期刊
JOURNAL OF CEREBRAL BLOOD FLOW AND METABOLISM
卷 29, 期 3, 页码 596-605出版社
SAGE PUBLICATIONS INC
DOI: 10.1038/jcbfm.2008.145
关键词
cerebral ischemia; hemoglobin; ischemic preconditioning; oxygen-glucose deprivation
资金
- National Institutes of Health (NIH) [NS-017760, NS-039866, NS-047245, NS-052510]
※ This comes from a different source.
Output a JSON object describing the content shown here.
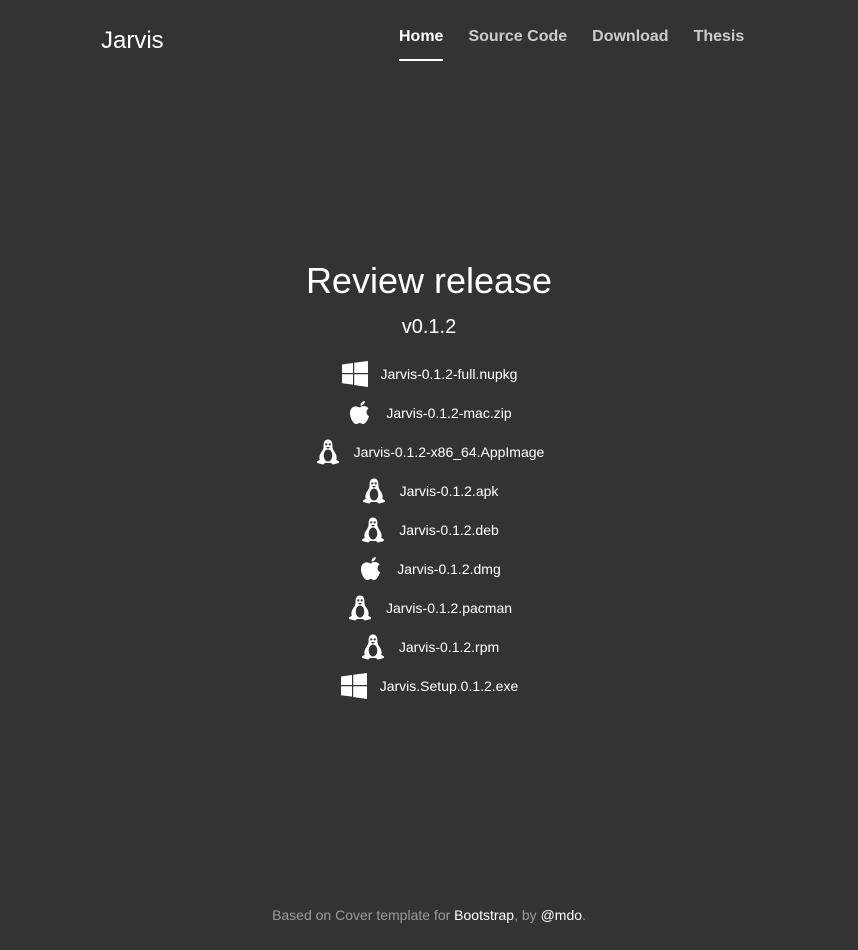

- NATIONAL INSTITUTE OF NEUROLOGICAL DISORDERS AND STROKE [R01NS039866, U01NS052510, R01NS017760, R01NS047245] Funding Source: NIH RePORTER
This study examined whether neuronal hemoglobin (Hb) is present in rats. It then examined whether cerebral ischemia or ischemic preconditioning (IPC) affects neuronal Hb levels in vivo and in vitro. In vivo, male Sprague-Dawley rats were subjected to either 15 mins of transient middle cerebral artery occlusion (MCAO) with 24 h of reperfusion, an IPC stimulus, or 24 h of permanent MCAO (pMCAO), or IPC followed 3 days later by 24 h of pMCAO. In vitro, primary cultured neurons were exposed to 2 h of oxygen-glucose deprivation (OGD) with 22 h of reoxygenation. Results showed that Hb is widely expressed in rat cerebral neurons but not astrocytes. Hemoglobin expression was significantly upregulated in the ipsilateral caudate and the cortical core of the middle cerebral artery territory after IPC. Hemoglobin levels also increased more in the penumbral cortex and the contralateral hemisphere 24 h after pMCAO, but expressions in the ipsilateral caudate and the cortical core area were decreased. Ischemic preconditioning modified pMCAO-induced brain Hb changes. Neuronal Hb levels in vitro were increased by 2 h of OGD and 22 h of reoxygenation. These results indicate that Hb is synthesized in neurons and can be upregulated by ischemia.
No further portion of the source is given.